Herramienta útil. Todas estas dificultades y posibles contratiempos no pueden oscurecer el hecho de que la herramienta es útil para ciertos propósitos y ofrece muchas posibilidades aun inexploradas. Siguen siendo válidas para conocer la sensibilidad de los ciudadanos a los temas de la agenda política, sus aspiraciones o esperanzas, sus temores. Y ese conocimiento sigue siendo valioso en un período electoral. También podría pensarse en nuevas metodologías, como, por ejemplo, que las encuestas se realizaran a un panel de ciudadanos, los mismos durante todo el proceso, de forma que pudiéramos medir las oscilaciones en la opinión, a lo largo de todo el proceso electoral, en un mismo grupo de personas. Este método ya se utiliza en los estudios de teleaudiencia. Esto, sin embargo, generaría otro nuevo tipo de problemas, como los relacionados con la preservación del anonimato de los informantes y, en ese eventual caso, la forma de evitar que puedan ser sobornados por una fuerza política en liza. O se podría también hacer uso del creciente acceso a Internet para recabar las opiniones de miles de personas, cuyo significado podría inferirse utilizando técnicas de muestreo múltiple y repetido (bootstraping). Las posibilidades son muchas.

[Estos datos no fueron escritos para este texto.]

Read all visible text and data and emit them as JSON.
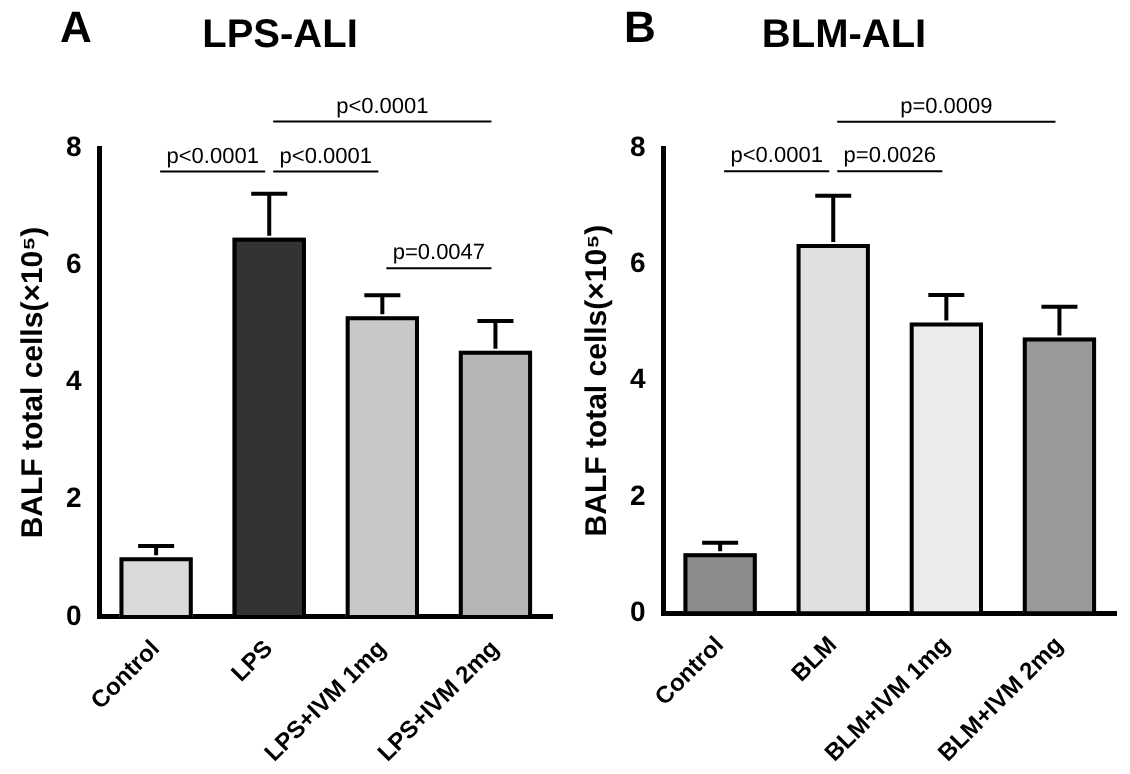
{
  "chart_data": [
    {
      "type": "bar",
      "title": "LPS-ALI",
      "ylabel": "BALF total cells(×10⁵)",
      "categories": [
        "Control",
        "LPS",
        "LPS+IVM 1mg",
        "LPS+IVM 2mg"
      ],
      "values": [
        1.02,
        6.47,
        5.13,
        4.54
      ],
      "errors": [
        [
          1.02,
          1.21
        ],
        [
          6.47,
          7.22
        ],
        [
          5.13,
          5.49
        ],
        [
          4.54,
          5.05
        ]
      ],
      "colors": [
        "#d9d9d9",
        "#333333",
        "#c8c8c8",
        "#b5b5b5"
      ],
      "ylim": [
        0,
        8
      ],
      "yticks": [
        0,
        2,
        4,
        6,
        8
      ],
      "grid": false,
      "legend": false,
      "annotations": [
        "A",
        "p<0.0001",
        "p<0.0001",
        "p<0.0001",
        "p=0.0047"
      ]
    },
    {
      "type": "bar",
      "title": "BLM-ALI",
      "ylabel": "BALF total cells(×10⁵)",
      "categories": [
        "Control",
        "BLM",
        "BLM+IVM 1mg",
        "BLM+IVM 2mg"
      ],
      "values": [
        1.03,
        6.35,
        5.0,
        4.74
      ],
      "errors": [
        [
          1.03,
          1.21
        ],
        [
          6.35,
          7.18
        ],
        [
          5.0,
          5.47
        ],
        [
          4.74,
          5.27
        ]
      ],
      "colors": [
        "#8c8c8c",
        "#e0e0e0",
        "#ececec",
        "#9a9a9a"
      ],
      "ylim": [
        0,
        8
      ],
      "yticks": [
        0,
        2,
        4,
        6,
        8
      ],
      "grid": false,
      "legend": false,
      "annotations": [
        "B",
        "p<0.0001",
        "p=0.0026",
        "p=0.0009"
      ]
    }
  ]
}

Satanización injustificable. En todo caso, la mala experiencia que hayamos podido tener, y el mal sabor de boca que nos hayan podido dejar las encuestas en un proceso electoral atípico desde muchos puntos de vista, no justifica prescindir de una herramienta que ha sido, es y será valiosa para muchos propósitos, aun cuando entre ellos no esté el predecir el nombre del próximo presidente de la República. Al satanizar las encuestas, corremos el riesgo de tirar al bebé con la bañera.